IBM researcher Craig Gentry discusses breakthrough
Last month, IBM announced that researcher Craig Gentry made a cryptographic breakthrough with big implications for data privacy. The so-called “fully homomorphic encryption” technology is years away, according to IBM, but its promise for companies that handle and store individuals’ data is anticipated to be profound.
”[Fully homomorphic encryption] would give us new confidence that you can secure the world’s infrastructure and bring intelligence to it without exposing data to greater risks,” the head of IBM’s research arm told Forbes.
Researcher Craig Gentry discusses the breakthrough here.
IAPP: Is the anticipated implementation platform-neutral (i.e., will it support any database structure)?
Gentry: Yes. Abstractly, you can view a ciphertext as a secure box that holds a message. Now, suppose that you have several messages m_1, ...m_t (or several database entries) that are encrypted under the same public key—i.e., the messages are, in some sense, inside the same box. If the encryption scheme is fully homomorphic, then, for any efficiently computable function f, you can use the encryptions of m_1, ..., m_t to compute a ciphertext that encrypts f(m_1, ...m_t) -- i.e., you get f (m_1, ..., m_t) inside the same box—and you can compute this new ciphertext without the secret decryption key.
For example, a user could store encryptions of m_1, ..., m_t on a database server. Suppose that the user later wants some function of its data—i.e., f(m_1, ..., m_t). This function f might be a JOIN query, or it might output all of the entries containing some substring, ... whatever. Using the fully homomorphic encryption scheme, the server can compute an encryption of f(m_1, ..., m_t), send that ciphertext to the user, and the user decrypts it to recover the desired information.
Again, as long as you can compute the function f reasonably efficiently, then you can compute the same function over encrypted data (getting an encrypted result), though computing the function over encrypted data takes much longer. In particular, the scheme is independent of the data structures used. (In contrast, most likely the function f that you want to compute would be dependent on the data structure.)
IAPP: Does the current implementation encrypt at the table, column, or field level, or are these reference models inapplicable?
Gentry: There isn’t an ”implementation” yet; currently, there is only a mathematical description of the scheme.
The reference models are inapplicable, as stated above. Any program or database-querying system could be ”compiled” into an (encypted) program or (encrypted) system that has encrypted input and output.
IAPP: How does it compare to other fully homomorphic encryption schemes? What makes it different?
Gentry: There aren’t any other fully homomorphic encryption schemes. A bit more accurately, and to get a bit technical, there are previous schemes but their performance (running time) depends *exponentially* on the function f that you are computing, whereas the running time of my scheme depends only *polynomially* on the function f. In other words, to put it simply, even though my current scheme is rather slow, previous schemes would be much, much slower—ridiculously slower—for mildly complex functions f.
IAPP: A Forbes article on your scheme mentioned that the current application is cumbersome, and that years of newly developed efficiencies will be required to make it commercially viable.

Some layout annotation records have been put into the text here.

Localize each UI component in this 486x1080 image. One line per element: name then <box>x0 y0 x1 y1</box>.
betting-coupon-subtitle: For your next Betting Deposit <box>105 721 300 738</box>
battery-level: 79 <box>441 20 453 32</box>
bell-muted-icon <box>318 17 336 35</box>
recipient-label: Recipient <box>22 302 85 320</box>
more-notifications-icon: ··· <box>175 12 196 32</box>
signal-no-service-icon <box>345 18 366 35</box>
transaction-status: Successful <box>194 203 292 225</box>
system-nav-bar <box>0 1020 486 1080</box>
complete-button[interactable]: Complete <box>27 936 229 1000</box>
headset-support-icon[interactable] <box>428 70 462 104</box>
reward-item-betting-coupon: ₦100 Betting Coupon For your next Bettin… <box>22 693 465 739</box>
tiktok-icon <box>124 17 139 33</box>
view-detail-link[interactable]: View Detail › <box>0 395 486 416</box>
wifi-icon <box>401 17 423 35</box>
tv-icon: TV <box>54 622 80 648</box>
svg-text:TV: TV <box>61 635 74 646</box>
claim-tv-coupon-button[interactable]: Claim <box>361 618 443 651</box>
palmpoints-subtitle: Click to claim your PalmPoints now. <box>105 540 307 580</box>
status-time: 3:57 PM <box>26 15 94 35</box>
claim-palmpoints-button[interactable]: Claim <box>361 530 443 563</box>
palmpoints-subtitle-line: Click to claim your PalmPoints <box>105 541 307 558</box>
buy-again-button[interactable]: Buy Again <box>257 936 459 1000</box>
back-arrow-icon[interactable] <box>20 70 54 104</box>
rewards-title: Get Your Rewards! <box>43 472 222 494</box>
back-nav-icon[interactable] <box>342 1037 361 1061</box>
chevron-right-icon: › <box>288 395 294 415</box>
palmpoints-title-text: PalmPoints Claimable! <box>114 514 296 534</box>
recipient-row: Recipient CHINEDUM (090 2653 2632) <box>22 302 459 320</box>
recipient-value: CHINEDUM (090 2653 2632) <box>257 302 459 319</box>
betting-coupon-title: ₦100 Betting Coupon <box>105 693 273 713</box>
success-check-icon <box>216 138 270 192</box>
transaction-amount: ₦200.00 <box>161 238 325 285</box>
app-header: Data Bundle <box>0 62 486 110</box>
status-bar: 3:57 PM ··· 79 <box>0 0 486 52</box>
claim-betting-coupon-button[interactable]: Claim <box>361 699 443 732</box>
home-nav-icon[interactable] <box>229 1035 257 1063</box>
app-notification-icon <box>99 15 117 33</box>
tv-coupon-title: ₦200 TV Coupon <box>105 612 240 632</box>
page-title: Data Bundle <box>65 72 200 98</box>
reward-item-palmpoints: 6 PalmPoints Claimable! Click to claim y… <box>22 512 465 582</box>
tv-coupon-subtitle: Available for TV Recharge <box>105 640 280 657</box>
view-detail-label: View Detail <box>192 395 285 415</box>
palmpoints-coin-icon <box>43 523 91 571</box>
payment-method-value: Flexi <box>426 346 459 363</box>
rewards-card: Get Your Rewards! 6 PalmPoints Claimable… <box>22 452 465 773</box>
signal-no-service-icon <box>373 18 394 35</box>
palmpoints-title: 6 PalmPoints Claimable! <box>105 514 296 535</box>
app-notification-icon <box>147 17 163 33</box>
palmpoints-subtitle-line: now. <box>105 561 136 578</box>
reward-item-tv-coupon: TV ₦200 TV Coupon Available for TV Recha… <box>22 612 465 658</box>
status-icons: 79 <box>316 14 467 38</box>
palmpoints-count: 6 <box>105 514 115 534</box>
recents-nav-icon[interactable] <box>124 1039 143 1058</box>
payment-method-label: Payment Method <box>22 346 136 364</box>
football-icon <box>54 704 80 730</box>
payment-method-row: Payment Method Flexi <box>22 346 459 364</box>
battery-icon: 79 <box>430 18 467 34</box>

Can the technology be implemented (albeit, inefficiently) on typical current datawarehouse hardware, or are you anticipating that hardware advances over the coming years would make this viable? Is the sense that optimization of the algorithm will improve performance, or that computing hardware will advance to make this unnecessary?
Gentry: I’m optimistic that, over the next couple of years or so, researchers will find ways to make the algorithms themselves significantly faster, and that the algorithmic speed-up will be much larger than the hardware speed-up over this period. I think it makes sense to find this low-hanging fruit before commercializing it.
It’s dangerous to speculate on when it will be ready to be used on databases...
One issue is that, although part of the appeal of my scheme is that it is ”fully” homomorphic in the sense that it can handle arbitrary functions f, my scheme performs significantly better if the complexity of the function f falls below a certain threshold. Once the complexity of f goes above a certain threshold, I need to use a technique that I call ”bootstrapping,” a computationally-intensive operation in which I ”refresh” the intermediate ciphertexts on my way to computing the eventual output ciphertext (an encryption of f(m_1, ..., m_t)). However, if the complexity of f falls below the threshold, I can get by without using bootstrapping, and the scheme is much closer to being practical for such functions. I would imagine that relatively simple functions, such as a JOIN operation in a database query, would fall into this below-the-threshold category.